The class is specific implementation of PandasDataframe for Python execution engine. It serves as an intermediate level between PandasQueryCompiler and PandasOnPythonDataframePartitionManager.

Public API#

class modin.core.execution.python.implementations.pandas_on_python.dataframe.dataframe.PandasOnPythonDataframe(partitions, index=None, columns=None, row_lengths=None, column_widths=None, dtypes=None)#

Class for dataframes with pandas storage format and Python engine.

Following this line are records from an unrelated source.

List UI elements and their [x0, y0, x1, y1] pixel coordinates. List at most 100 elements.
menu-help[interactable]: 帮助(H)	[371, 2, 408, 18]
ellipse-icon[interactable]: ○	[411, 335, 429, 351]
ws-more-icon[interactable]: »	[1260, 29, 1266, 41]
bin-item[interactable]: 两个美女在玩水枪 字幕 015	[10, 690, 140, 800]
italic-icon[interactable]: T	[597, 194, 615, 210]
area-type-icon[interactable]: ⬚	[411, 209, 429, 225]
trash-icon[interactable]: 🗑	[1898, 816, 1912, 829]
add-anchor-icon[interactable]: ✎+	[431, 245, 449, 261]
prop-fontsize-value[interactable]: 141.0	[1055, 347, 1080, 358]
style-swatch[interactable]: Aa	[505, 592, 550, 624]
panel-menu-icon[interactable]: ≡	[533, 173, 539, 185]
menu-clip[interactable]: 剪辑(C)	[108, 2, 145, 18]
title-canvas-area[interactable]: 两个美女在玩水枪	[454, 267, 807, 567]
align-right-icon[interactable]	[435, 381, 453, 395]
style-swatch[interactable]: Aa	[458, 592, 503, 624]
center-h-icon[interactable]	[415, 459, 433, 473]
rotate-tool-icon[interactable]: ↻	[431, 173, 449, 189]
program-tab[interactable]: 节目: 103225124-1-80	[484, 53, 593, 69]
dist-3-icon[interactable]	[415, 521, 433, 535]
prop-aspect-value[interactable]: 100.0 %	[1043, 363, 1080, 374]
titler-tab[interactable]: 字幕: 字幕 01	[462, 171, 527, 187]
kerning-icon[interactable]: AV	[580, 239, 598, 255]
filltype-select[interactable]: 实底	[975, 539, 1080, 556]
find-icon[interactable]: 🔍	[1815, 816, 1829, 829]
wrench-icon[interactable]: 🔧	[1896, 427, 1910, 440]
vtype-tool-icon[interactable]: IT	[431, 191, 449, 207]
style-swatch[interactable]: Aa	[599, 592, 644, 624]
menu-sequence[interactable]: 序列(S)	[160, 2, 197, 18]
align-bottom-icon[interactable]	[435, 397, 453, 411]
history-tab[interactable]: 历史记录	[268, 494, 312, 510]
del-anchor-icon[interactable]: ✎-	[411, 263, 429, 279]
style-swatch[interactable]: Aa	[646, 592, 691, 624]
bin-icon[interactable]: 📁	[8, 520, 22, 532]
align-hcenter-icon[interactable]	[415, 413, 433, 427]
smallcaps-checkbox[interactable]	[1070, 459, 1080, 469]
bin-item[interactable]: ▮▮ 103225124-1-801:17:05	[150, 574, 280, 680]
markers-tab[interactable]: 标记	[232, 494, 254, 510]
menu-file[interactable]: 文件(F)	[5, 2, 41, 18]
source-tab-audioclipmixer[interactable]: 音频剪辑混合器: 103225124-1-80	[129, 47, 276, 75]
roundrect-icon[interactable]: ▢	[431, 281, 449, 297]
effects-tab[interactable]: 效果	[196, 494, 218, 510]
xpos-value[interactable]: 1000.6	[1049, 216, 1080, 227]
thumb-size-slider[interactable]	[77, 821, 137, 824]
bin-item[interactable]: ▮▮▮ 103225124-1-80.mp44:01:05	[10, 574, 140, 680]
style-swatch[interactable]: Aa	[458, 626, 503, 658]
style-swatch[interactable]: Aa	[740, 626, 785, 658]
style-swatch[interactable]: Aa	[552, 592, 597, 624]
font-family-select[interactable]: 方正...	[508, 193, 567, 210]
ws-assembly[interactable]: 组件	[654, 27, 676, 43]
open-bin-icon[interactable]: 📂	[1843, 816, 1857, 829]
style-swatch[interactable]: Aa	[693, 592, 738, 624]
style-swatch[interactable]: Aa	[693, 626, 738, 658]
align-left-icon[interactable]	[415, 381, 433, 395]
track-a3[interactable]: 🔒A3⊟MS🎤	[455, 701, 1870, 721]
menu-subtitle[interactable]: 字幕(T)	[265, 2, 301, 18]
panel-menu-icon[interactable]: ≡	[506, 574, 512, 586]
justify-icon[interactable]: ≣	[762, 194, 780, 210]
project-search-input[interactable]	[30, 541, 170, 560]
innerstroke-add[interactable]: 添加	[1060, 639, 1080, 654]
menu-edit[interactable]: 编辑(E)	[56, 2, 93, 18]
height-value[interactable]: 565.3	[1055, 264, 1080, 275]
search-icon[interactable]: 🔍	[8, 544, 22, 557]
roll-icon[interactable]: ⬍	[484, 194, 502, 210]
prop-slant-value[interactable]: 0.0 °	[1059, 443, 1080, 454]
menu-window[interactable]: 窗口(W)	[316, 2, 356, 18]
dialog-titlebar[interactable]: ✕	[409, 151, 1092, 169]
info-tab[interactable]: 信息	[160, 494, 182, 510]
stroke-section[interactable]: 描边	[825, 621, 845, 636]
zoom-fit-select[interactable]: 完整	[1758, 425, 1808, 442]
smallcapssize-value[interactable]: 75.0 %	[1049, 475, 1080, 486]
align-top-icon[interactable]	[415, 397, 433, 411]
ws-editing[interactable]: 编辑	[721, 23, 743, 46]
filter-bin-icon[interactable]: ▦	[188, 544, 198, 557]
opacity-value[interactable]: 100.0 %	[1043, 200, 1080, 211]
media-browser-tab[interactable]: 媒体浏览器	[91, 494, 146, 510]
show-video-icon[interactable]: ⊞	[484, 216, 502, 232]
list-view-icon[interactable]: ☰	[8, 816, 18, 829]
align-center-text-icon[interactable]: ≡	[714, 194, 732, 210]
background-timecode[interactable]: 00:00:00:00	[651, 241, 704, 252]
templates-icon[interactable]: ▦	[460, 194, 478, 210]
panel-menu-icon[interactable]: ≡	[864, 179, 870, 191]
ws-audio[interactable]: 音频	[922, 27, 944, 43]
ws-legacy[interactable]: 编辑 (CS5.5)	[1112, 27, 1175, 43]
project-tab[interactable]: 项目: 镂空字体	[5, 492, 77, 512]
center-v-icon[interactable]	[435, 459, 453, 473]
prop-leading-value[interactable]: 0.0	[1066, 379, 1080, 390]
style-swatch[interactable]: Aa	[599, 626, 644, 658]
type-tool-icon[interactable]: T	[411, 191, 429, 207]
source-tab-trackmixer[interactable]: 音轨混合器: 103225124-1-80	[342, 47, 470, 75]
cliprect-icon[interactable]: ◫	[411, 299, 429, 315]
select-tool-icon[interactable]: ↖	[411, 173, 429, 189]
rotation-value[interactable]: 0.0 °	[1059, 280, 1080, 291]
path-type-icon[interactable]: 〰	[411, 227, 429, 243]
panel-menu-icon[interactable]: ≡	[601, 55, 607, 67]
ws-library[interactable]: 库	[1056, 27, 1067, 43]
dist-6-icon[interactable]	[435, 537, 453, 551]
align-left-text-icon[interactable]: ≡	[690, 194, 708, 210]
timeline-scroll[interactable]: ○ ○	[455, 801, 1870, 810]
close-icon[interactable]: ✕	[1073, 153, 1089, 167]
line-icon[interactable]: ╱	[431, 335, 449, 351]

PandasOnPythonDataframe doesn’t implement any specific interfaces, all functionality is inherited from the PandasDataframe class.

Parameters:
  • partitions (np.ndarray) – A 2D NumPy array of partitions.

  • index (sequence) – The index for the dataframe. Converted to a pandas.Index.

  • columns (sequence) – The columns object for the dataframe. Converted to a pandas.Index.

  • row_lengths (list, optional) – The length of each partition in the rows. The “height” of each of the block partitions. Is computed if not provided.

  • column_widths (list, optional) – The width of each partition in the columns. The “width” of each of the block partitions. Is computed if not provided.

  • dtypes (pandas.Series, optional) – The data types for the dataframe columns.